Comment 7 Julian Seward 2019-04-04 18:30:37 UTC
Thanks for the testing and review.

> +   For s390, the unwound registers are: R11(FP) R14(LR) R15(SP) F0 F2 F4 …
> This doesn't match the current implementation, right?

That's correct.  The comment is out of date.  I'll fix it.

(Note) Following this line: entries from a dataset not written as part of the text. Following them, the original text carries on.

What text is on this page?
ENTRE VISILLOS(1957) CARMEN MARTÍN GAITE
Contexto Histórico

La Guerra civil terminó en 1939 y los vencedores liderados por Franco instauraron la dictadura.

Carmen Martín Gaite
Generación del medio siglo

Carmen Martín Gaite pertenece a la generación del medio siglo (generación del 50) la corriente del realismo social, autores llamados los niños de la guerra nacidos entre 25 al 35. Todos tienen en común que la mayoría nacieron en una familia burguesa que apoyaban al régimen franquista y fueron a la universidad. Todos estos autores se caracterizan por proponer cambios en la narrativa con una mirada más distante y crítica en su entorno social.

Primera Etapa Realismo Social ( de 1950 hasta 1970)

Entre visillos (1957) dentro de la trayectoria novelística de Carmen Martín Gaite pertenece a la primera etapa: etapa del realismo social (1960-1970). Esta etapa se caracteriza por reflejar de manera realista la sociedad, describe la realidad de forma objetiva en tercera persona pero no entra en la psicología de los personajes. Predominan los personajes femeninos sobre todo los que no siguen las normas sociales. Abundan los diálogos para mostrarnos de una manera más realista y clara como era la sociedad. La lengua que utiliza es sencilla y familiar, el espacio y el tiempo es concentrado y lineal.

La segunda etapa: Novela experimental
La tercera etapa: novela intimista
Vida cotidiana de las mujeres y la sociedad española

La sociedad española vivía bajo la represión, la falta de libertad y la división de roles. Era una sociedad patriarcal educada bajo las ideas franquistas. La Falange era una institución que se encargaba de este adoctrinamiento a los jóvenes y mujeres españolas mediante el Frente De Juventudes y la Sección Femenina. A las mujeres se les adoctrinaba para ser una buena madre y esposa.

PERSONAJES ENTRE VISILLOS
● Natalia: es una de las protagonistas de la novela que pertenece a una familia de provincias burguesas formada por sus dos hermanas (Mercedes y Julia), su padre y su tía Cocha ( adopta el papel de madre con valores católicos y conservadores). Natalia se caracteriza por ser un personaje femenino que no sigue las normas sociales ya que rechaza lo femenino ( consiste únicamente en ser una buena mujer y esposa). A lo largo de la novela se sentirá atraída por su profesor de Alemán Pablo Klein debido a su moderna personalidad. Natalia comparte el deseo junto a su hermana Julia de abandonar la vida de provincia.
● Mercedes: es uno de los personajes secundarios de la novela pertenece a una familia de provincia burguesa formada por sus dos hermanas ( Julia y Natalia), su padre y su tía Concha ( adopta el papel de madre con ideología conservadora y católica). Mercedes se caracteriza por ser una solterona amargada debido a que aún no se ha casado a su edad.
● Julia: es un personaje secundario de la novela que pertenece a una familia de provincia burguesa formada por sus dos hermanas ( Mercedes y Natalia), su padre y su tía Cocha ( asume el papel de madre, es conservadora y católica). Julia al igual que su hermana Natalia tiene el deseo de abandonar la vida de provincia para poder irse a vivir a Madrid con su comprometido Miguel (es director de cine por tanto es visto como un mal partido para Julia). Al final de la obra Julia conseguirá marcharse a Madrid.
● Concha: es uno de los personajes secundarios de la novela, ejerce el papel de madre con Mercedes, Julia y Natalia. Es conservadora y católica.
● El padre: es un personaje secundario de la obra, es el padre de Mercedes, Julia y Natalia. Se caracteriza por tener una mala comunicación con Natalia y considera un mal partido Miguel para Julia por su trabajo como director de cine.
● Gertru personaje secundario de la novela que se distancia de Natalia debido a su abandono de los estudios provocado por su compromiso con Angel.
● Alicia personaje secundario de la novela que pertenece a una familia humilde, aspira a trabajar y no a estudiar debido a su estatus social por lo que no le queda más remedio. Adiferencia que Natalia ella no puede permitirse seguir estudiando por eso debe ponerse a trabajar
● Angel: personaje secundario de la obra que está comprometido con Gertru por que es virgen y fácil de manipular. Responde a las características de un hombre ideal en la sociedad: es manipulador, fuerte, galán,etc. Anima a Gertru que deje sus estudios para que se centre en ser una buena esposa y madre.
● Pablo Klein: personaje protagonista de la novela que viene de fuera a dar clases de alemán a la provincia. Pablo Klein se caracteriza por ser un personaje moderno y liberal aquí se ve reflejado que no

> In fact it seems that F0-F7 are unwound, although F0, F2, and F4 are
> probably sufficient (I hope).

I at first implemented only F0, F2 and F4, but then I thought it would be
worth checking for "summarisation failures" (failures to represent the
unwind info in V's internal structures) when reading all the unwind data
for libc/libpthread/whatever when starting a hello-world program.  From that
it was obvious that the compiler really does use all of F0-F7 at least
once.  So I decided to do them all.
Comment 8 Andreas Arnez 2019-04-05 14:27:34 UTC
Created attachment 119257 [details]
New GET_STARTREGS implementation for s390x

(In reply to Julian Seward from comment #7)
> [...]  From that
> it was obvious that the compiler really does use all of F0-F7 at least
> once.  So I decided to do them all.
Oh, my.

OK, here's a suggested new implementation of GET_STARTREGS for s390x in m_libcassert.c.
Comment 9 Julian Seward 2019-04-08 05:02:49 UTC
Fixed, d36ea889d8d8a1646be85c30ab5771af6912b7a1.